Die Comic-Künstlerin Emil Ferris mischt in „Am liebsten mag ich Monster“ eigene Kindheitserinnerungen mit Horrorfiguren. Das Ganze sieht aus wie ein im linierten College-Heft gezeichnetes Tagebuch.

Chicago - Karen Reyes ist ein Werwolfmädchen. Oder auch nicht. Jedenfalls sieht und zeichnet das zehnjährige Kind sich als eines, und auch Karens arme Nachbarschaft im Chicago des Jahres 1968 wirkt wie nicht ganz von dieser Welt. Manche Menschen haben mehr oder weniger starke Ähnlichkeit mit Figuren der Horror-Comics, die Karen so gerne liest, mit Vampiren, Werwölfen, Untoten.

 

Vermutlich verarbeitet die in der Schule gemobbte Karen so nur das Beängstigende, das Bedrückende, das Unerklärliche, das ihr jeden Tag begegnet. Weil sie Erfahrungen mit Krankheit und Tod macht, träumt sie, dass eines der untoten Ungeheuer sie beißen und selbst zu einer Untoten machen werde. Diese Gnade, wie sie das empfindet, würde Karen dann gerne an ihre Familie weitergeben, an ihre Mutter und an ihren Bruder, um auch sie vor dem ordinären Ausgelöschtwerden für immer und ewig nachhaltig zu schützen.

Alles andere als naiv

Aber ganz sicher können wir nicht sein, denn die Graphic Novel „Am liebsten mag ich Monster“ von Emil Ferris kommt uns als Karens Tagebuch in einem spiralgebundenen Collegeheft entgegen. Durch die Zeichnungen scheint noch die blaue Linierung des Schreibpapiers hindurch. Mal gibt es wenige Bilder lang klassische Bildfolgen einer zusammenhängenden Handlung mit Dialogen in Sprechblasen. Aber meist sehen wir einzelne Tagebuchbilder mit Begleittexten. Wobei diese Zeichnungen alles andere als naiv sind: Die Horrorhefte blitzen durch, die große Kunstgeschichte, die Karen durch ihren Bruder kennenlernt, und auch andere Comic-Traditionen, ebenso Filme und Fernsehserien.

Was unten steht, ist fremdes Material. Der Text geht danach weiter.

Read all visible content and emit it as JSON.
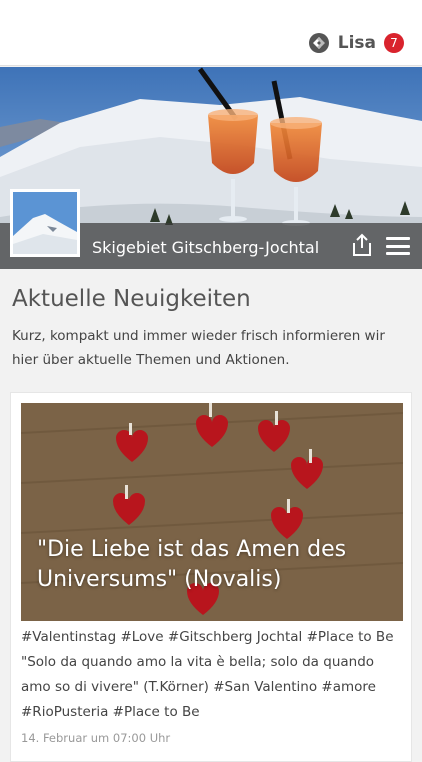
{
  "header": {
    "user_name": "Lisa",
    "notification_count": "7",
    "user_icon": "app-logo-icon"
  },
  "hero": {
    "title": "Skigebiet Gitschberg-Jochtal"
  },
  "section": {
    "title": "Aktuelle Neuigkeiten",
    "description": "Kurz, kompakt und immer wieder frisch informieren wir hier über aktuelle Themen und Aktionen."
  },
  "post": {
    "quote": "\"Die Liebe ist das Amen des Universums\" (Novalis)",
    "text": "#Valentinstag #Love #Gitschberg Jochtal #Place to Be \"Solo da quando amo la vita è bella; solo da quando amo so di vivere\" (T.Körner) #San Valentino #amore #RioPusteria #Place to Be",
    "date": "14. Februar um 07:00 Uhr"
  },
  "colors": {
    "badge": "#d9232d",
    "bar": "#3c3c3c"
  }
}
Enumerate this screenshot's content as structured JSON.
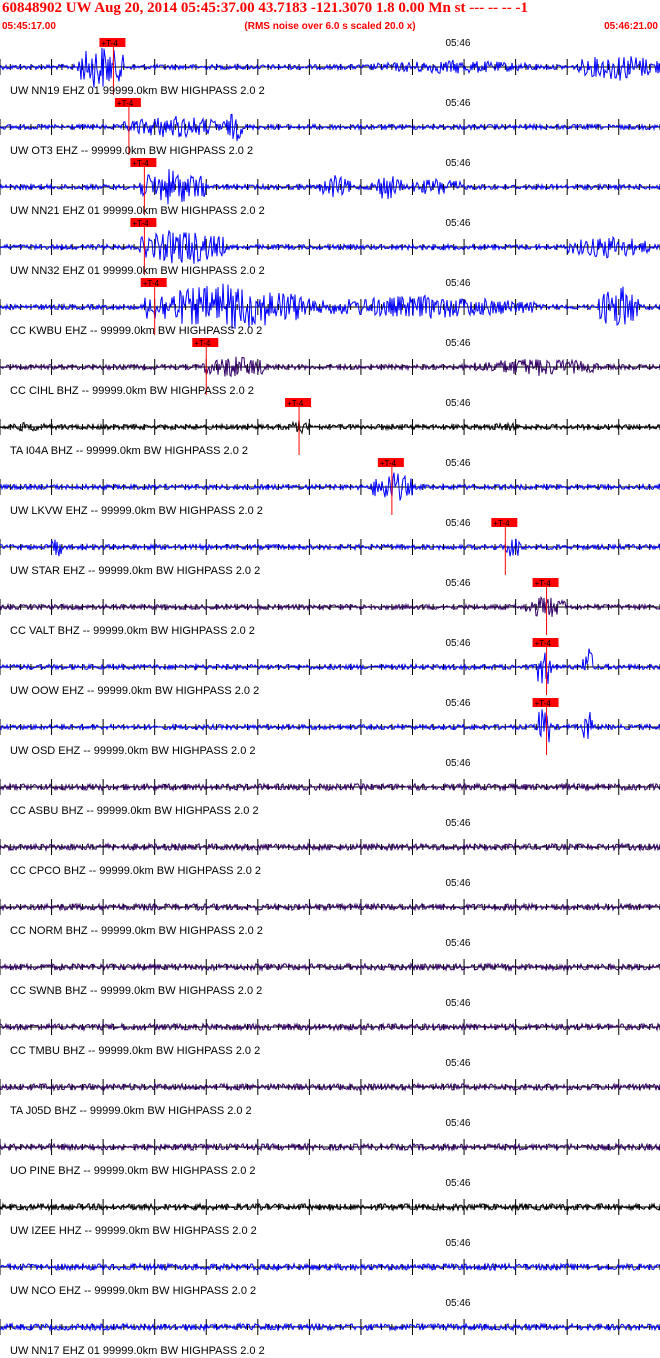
{
  "header": {
    "title": "60848902 UW Aug 20, 2014 05:45:37.00   43.7183 -121.3070  1.8 0.00 Mn st --- -- --   -1",
    "start_time": "05:45:17.00",
    "rms_note": "(RMS noise over 6.0 s scaled 20.0 x)",
    "end_time": "05:46:21.00"
  },
  "colors": {
    "header_text": "#ff0000",
    "pick": "#ff0000",
    "grid": "#000000",
    "trace_blue": "#0000ff",
    "trace_dark": "#330066",
    "trace_black": "#000000"
  },
  "chart_data": {
    "type": "line",
    "title": "60848902 UW Aug 20, 2014 05:45:37.00   43.7183 -121.3070  1.8 0.00 Mn st --- -- --   -1",
    "x_range": [
      "05:45:17.00",
      "05:46:21.00"
    ],
    "x_range_seconds": [
      0,
      64
    ],
    "tick_label": "05:46",
    "tick_label_second": 43,
    "pick_label": "+T-4",
    "series": [
      {
        "name": "UW NN19 EHZ 01 99999.0km BW  HIGHPASS  2.0  2",
        "color": "blue",
        "pick_second": 11.0,
        "activity": [
          [
            7.5,
            12,
            1.0
          ],
          [
            36,
            52,
            0.3
          ],
          [
            56,
            64,
            0.6
          ]
        ]
      },
      {
        "name": "UW OT3 EHZ -- 99999.0km BW  HIGHPASS  2.0  2",
        "color": "blue",
        "pick_second": 12.5,
        "activity": [
          [
            12,
            22,
            0.5
          ],
          [
            22,
            23.5,
            0.7
          ]
        ]
      },
      {
        "name": "UW NN21 EHZ 01 99999.0km BW  HIGHPASS  2.0  2",
        "color": "blue",
        "pick_second": 14.0,
        "activity": [
          [
            13.5,
            20,
            0.8
          ],
          [
            31,
            34,
            0.5
          ],
          [
            36,
            39,
            0.6
          ],
          [
            40,
            45,
            0.4
          ]
        ]
      },
      {
        "name": "UW NN32 EHZ 01 99999.0km BW  HIGHPASS  2.0  2",
        "color": "blue",
        "pick_second": 14.0,
        "activity": [
          [
            13.5,
            22,
            0.8
          ],
          [
            55,
            63,
            0.5
          ]
        ]
      },
      {
        "name": "CC KWBU EHZ -- 99999.0km BW  HIGHPASS  2.0  2",
        "color": "blue",
        "pick_second": 15.0,
        "activity": [
          [
            14,
            30,
            1.0
          ],
          [
            30,
            52,
            0.5
          ],
          [
            58,
            62,
            1.0
          ]
        ]
      },
      {
        "name": "CC CIHL BHZ -- 99999.0km BW  HIGHPASS  2.0  2",
        "color": "dark",
        "pick_second": 20.0,
        "activity": [
          [
            19.5,
            26,
            0.5
          ],
          [
            46,
            58,
            0.4
          ]
        ]
      },
      {
        "name": "TA I04A BHZ -- 99999.0km BW  HIGHPASS  2.0  2",
        "color": "black",
        "pick_second": 29.0,
        "activity": [
          [
            0,
            5,
            0.2
          ],
          [
            28,
            30,
            0.3
          ],
          [
            47,
            51,
            0.2
          ]
        ]
      },
      {
        "name": "UW LKVW EHZ -- 99999.0km BW  HIGHPASS  2.0  2",
        "color": "blue",
        "pick_second": 38.0,
        "activity": [
          [
            36,
            40,
            0.7
          ]
        ]
      },
      {
        "name": "UW STAR EHZ -- 99999.0km BW  HIGHPASS  2.0  2",
        "color": "blue",
        "pick_second": 49.0,
        "activity": [
          [
            5,
            6,
            0.5
          ],
          [
            49,
            50.5,
            0.6
          ]
        ]
      },
      {
        "name": "CC VALT BHZ -- 99999.0km BW  HIGHPASS  2.0  2",
        "color": "dark",
        "pick_second": 53.0,
        "activity": [
          [
            51,
            55,
            0.5
          ]
        ]
      },
      {
        "name": "UW OOW EHZ -- 99999.0km BW  HIGHPASS  2.0  2",
        "color": "blue",
        "pick_second": 53.0,
        "activity": [
          [
            52,
            53.5,
            1.0
          ],
          [
            56.5,
            57.5,
            1.0
          ]
        ]
      },
      {
        "name": "UW OSD EHZ -- 99999.0km BW  HIGHPASS  2.0  2",
        "color": "blue",
        "pick_second": 53.0,
        "activity": [
          [
            52,
            53.5,
            1.0
          ],
          [
            56.5,
            57.5,
            0.8
          ]
        ]
      },
      {
        "name": "CC ASBU BHZ -- 99999.0km BW  HIGHPASS  2.0  2",
        "color": "dark",
        "activity": []
      },
      {
        "name": "CC CPCO BHZ -- 99999.0km BW  HIGHPASS  2.0  2",
        "color": "dark",
        "activity": []
      },
      {
        "name": "CC NORM BHZ -- 99999.0km BW  HIGHPASS  2.0  2",
        "color": "dark",
        "activity": []
      },
      {
        "name": "CC SWNB BHZ -- 99999.0km BW  HIGHPASS  2.0  2",
        "color": "dark",
        "activity": []
      },
      {
        "name": "CC TMBU BHZ -- 99999.0km BW  HIGHPASS  2.0  2",
        "color": "dark",
        "activity": []
      },
      {
        "name": "TA J05D BHZ -- 99999.0km BW  HIGHPASS  2.0  2",
        "color": "dark",
        "activity": []
      },
      {
        "name": "UO PINE BHZ -- 99999.0km BW  HIGHPASS  2.0  2",
        "color": "dark",
        "activity": []
      },
      {
        "name": "UW IZEE HHZ -- 99999.0km BW  HIGHPASS  2.0  2",
        "color": "black",
        "activity": []
      },
      {
        "name": "UW NCO EHZ -- 99999.0km BW  HIGHPASS  2.0  2",
        "color": "blue",
        "activity": []
      },
      {
        "name": "UW NN17 EHZ 01 99999.0km BW  HIGHPASS  2.0  2",
        "color": "blue",
        "activity": []
      }
    ]
  }
}
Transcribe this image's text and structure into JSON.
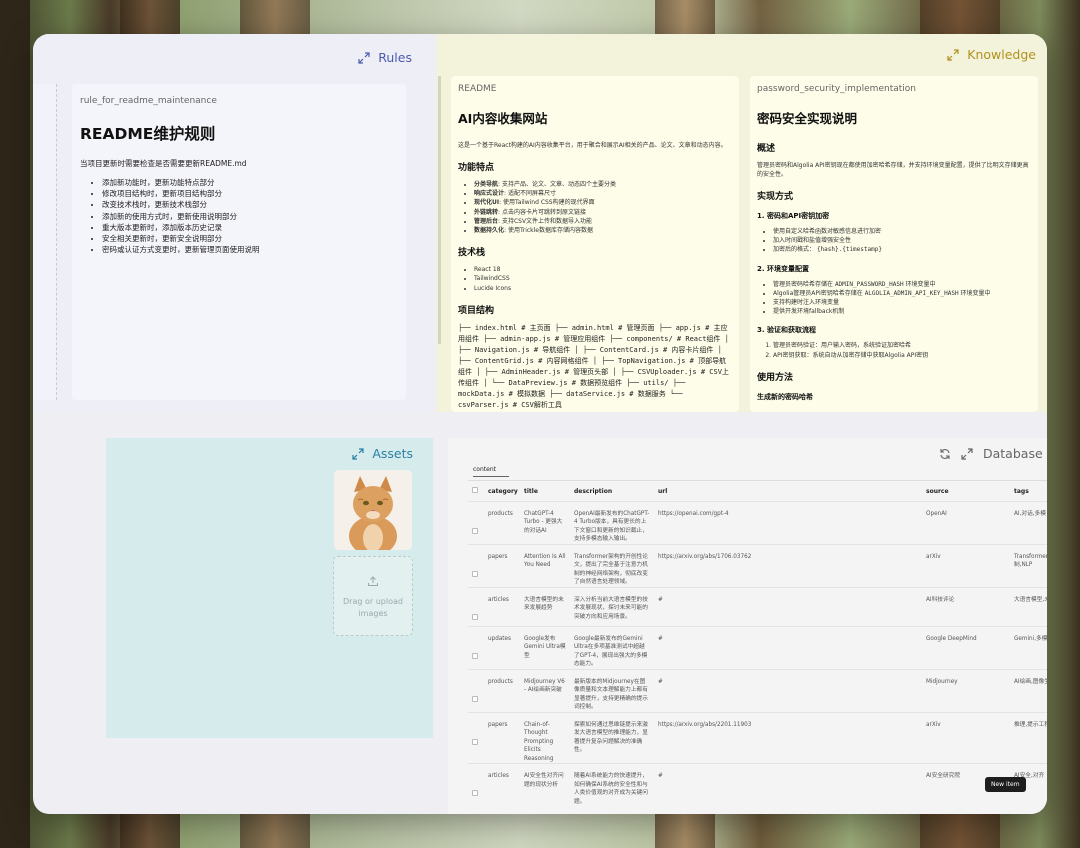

Die 1962 in Chicago geborene Zeichnerin und Autorin Ferris hat in den USA mit „Am liebsten mag ich Monster“ – das wuchtige Werk soll übrigens eine Fortsetzung bekommen – Begeisterung bei Kollegen, bei Kritikern und bei den Lesern widerborstigerer Graphic Novels ausgelöst. Dafür sind zunächst zwar die formale Fülle, die schräge Vitalität, die Mischung aus schmerzlicher autobiografischer Sensibilität und robustem Genrespiel verantwortlich. Aber die eigene Geschichte der Künstlerin lässt einen mit zusätzlichem Respekt auf die Seiten blicken.

Beinahe gelähmt

Ferris hat lange als freiberufliche Gelegenheitsgrafikerin gearbeitet. Von klein auf durch eine Wirbelsäulenerkankung gehandicapt, zog sie sich mit vierzig eine Infektion mit West-Nil-Fieber zu, mit schweren Lähmungserscheinungen. Ihre rechte Hand konnte sie lange nicht benutzen. Nach und nach aber erlangte Ferris die Kontrolle zurück, und noch während ihrer Krankheit nahm sie ein Studium an der School of the Art Institute Chicago auf. 2017 kam ihr vom Schraffierstil mit Kugelschreiber geprägtes Debüt „Am liebsten mag ich Monster“ auf den US-Markt – für den es bei der San Diego Comic Con gerade verdient drei Eisner Awards gab.

Emil Ferris: Am liebsten mag ich Monster.
Aus dem Englischen von Torsten Hempelt. Panini Verlag, Stuttgart. 420 Seiten, 39 Euro.